It’s amazing how much you can get done in a really short period of time when you break it into smaller pieces.
A big lesson I’ve learned relatively recently is that putting your goals into very small, very regular, and very intense time blocks works really well.
It’s natural to want to put our goals down in terms of milestones or accomplishments. “Clean the basement on Saturday.” Or maybe “Write a chapter this week.” Or even “lose 20 pounds by May.” We focus on the goal; the thing we want to be different in the world.
And then we never get there. The goals stay firmly wishes. We’re bad at estimating how long they’ll take – so we think we can clean the basement on Saturday, but even with the best of intentions we’re only a third of the way done by midnight and we’re not only exhausted, we feel guilty and down on ourselves. You try to write a chapter by the end of the week, but something keeps coming up and you never have enough time to sit down and write a whole chapter. And it turns out “until May” isn’t enough time to lose 20 pounds, so you’ve only lost half that by then and you feel horrible.
It doesn’t have to be like that!
Your goals need to exist in your daily life. They also need to not consume your daily life.
The way to balance those two needs is to focus on time, not on milestones. Don’t say you’ll clean the basement on Saturday. Say that every Saturday, you’ll clean the basement for 2 hours until it’s done. Don’t write a chapter a week; say that you’ll write for 30 minutes every day, regardless of how much or how little you write during that time. And don’t worry about losing any specific amount of weight by any specific time; set a daily diet plan and say that you’ll exercise for 15 minutes, twice daily.
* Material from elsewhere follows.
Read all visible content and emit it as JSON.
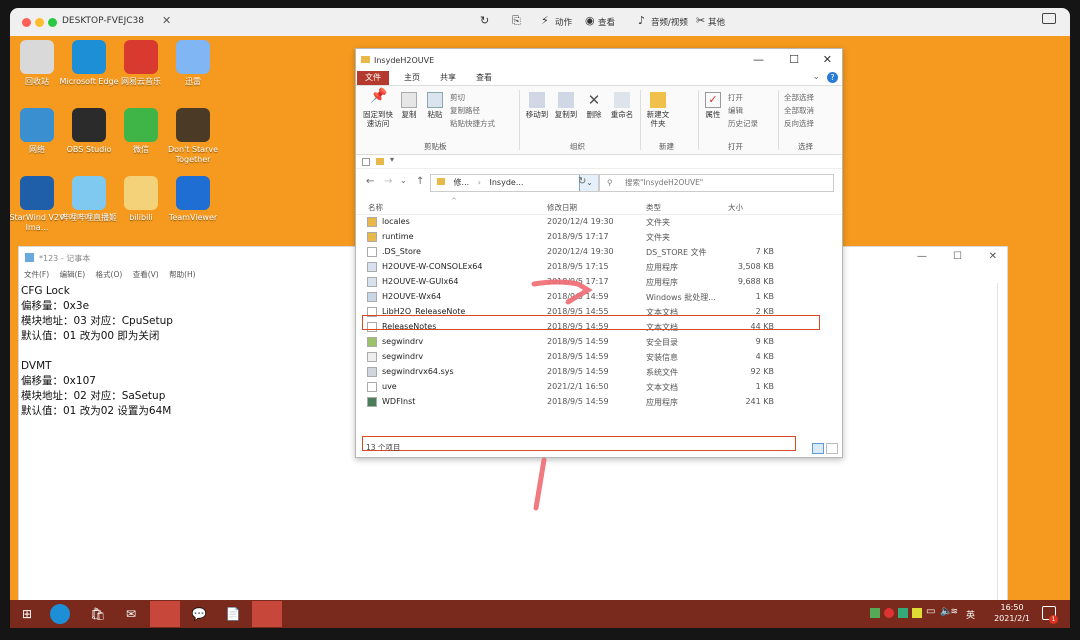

When you commit to those, you can do them with tremendous intensity. You can block out other distractions for the amount of time needed, and be satisfied with yourself when their time is over for the day. You can reclaim your life, guilt-free, as you do whatever else you want. You’ll know you’ve moved towards you goals.
Instead of being mad at yourself for only partially accomplishing a goal, you’ll be proud of yourself every single day for moving closer. You’ll build habits and satisfaction.
These chunks can be well and truly bite sized. Even ten minutes of writing is more than zero. Even a dollar saved is more than no dollars. There is no increment towards your goal that is shameful, pointless, or “not worth it.”
No matter what your goal is, there is a bite you could take out of it today. If you’re not willing to, then it’s not really your goal – and that’s all there is to it.